Zee ETC Bollywood Channel was a Bollywood trade television channel. The channel caters to audiences in the Asia Pacific region and has shows that are hosted in English and Hindi. The channel features reviews, previews, box office collections, details of new and upcoming releases, trade speculations of Hindi films. Talks with Bollywood actors, trade pundits, directors, producers, distributors and film marketers etc. give audiences the insights about a particular film from a business perspective.

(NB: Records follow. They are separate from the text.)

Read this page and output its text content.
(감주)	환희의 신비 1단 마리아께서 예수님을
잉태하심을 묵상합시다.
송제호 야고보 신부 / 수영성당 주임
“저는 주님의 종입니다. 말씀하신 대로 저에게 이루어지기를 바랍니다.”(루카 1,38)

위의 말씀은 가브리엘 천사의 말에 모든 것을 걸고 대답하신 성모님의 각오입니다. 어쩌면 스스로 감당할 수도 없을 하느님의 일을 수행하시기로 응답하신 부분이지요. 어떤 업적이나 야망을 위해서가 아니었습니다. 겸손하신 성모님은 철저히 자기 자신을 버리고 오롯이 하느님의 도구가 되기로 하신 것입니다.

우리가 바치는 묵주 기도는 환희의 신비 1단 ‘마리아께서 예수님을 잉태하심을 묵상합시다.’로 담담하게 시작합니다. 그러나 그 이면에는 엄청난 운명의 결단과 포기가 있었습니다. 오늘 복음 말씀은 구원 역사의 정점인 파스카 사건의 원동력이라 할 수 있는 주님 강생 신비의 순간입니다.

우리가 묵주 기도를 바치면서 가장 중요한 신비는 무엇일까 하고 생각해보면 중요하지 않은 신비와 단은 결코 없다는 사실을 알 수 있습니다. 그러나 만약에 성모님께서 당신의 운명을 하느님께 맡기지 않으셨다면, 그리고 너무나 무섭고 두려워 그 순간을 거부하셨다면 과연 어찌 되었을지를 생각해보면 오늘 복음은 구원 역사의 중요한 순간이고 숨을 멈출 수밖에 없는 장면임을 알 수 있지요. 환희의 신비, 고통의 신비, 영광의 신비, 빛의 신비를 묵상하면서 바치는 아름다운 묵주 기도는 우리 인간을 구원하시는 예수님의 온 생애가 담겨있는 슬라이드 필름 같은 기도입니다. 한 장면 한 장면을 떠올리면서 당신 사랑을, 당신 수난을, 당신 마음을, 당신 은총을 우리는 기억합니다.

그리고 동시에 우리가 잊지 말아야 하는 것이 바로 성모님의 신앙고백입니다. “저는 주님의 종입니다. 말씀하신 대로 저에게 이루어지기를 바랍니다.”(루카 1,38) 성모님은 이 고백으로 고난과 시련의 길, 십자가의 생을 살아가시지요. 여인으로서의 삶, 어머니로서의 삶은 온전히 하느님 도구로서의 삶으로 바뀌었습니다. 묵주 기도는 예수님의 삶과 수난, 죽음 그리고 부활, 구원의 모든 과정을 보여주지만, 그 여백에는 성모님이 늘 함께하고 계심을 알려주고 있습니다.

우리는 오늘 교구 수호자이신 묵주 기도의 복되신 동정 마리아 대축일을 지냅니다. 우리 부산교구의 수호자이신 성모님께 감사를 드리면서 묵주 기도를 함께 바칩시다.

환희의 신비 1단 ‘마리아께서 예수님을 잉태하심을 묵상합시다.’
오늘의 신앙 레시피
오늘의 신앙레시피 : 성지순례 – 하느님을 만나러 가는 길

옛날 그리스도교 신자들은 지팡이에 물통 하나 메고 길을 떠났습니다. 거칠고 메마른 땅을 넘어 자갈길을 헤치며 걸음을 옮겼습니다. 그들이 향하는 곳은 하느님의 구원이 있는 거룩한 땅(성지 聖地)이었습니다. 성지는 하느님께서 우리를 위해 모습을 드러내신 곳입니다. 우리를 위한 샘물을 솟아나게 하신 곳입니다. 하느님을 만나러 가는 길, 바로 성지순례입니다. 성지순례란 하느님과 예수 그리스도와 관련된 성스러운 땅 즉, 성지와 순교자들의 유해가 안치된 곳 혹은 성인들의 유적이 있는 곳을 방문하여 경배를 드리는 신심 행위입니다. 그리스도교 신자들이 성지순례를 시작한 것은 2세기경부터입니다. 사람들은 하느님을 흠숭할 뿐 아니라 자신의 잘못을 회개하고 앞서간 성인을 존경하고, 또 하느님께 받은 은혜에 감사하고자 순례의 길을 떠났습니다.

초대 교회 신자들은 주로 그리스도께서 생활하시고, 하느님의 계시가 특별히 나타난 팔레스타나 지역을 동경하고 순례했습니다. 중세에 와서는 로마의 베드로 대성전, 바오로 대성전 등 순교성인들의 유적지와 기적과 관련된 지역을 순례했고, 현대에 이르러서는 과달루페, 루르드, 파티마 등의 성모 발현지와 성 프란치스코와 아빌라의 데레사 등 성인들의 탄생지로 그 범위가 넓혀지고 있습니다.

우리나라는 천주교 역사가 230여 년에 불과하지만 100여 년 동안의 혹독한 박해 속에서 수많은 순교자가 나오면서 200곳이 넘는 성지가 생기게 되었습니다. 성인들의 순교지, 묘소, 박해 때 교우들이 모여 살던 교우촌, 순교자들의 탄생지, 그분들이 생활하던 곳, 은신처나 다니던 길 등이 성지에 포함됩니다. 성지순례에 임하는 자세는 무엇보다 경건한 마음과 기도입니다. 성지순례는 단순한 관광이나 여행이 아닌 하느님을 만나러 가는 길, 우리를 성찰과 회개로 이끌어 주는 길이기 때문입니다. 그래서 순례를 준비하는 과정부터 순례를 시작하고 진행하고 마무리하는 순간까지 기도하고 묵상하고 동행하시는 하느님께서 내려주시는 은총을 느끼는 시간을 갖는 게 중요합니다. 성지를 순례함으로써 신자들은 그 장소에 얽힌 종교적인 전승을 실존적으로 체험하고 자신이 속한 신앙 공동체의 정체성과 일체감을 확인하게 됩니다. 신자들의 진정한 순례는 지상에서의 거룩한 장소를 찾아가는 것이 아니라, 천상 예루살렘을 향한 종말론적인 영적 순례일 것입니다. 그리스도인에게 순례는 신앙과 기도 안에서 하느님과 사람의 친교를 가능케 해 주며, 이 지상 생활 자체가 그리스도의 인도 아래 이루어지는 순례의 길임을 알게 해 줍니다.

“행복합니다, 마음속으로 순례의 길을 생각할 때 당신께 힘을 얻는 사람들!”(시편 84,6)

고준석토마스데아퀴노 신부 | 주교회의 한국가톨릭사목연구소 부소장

Well known film critic, Komal Nahta stepped into film critic Taran Adarsh's shoes as a host of one of the most prominent shows of the channel, B Biz Reviews in April 2010.

ETC is an India-based satellite television channel based in Mumbai, Maharashtra, ETC was a 24-hour Indian Music Channel.

ZEEL India decided to close the broadcast operations of ZEE ETC Bollywood from 17 October 2020 at 12:00 M.N. onwards from all leading DTH & MSO platforms. ZETC Will Be continue the IPTV Providers In the U.S.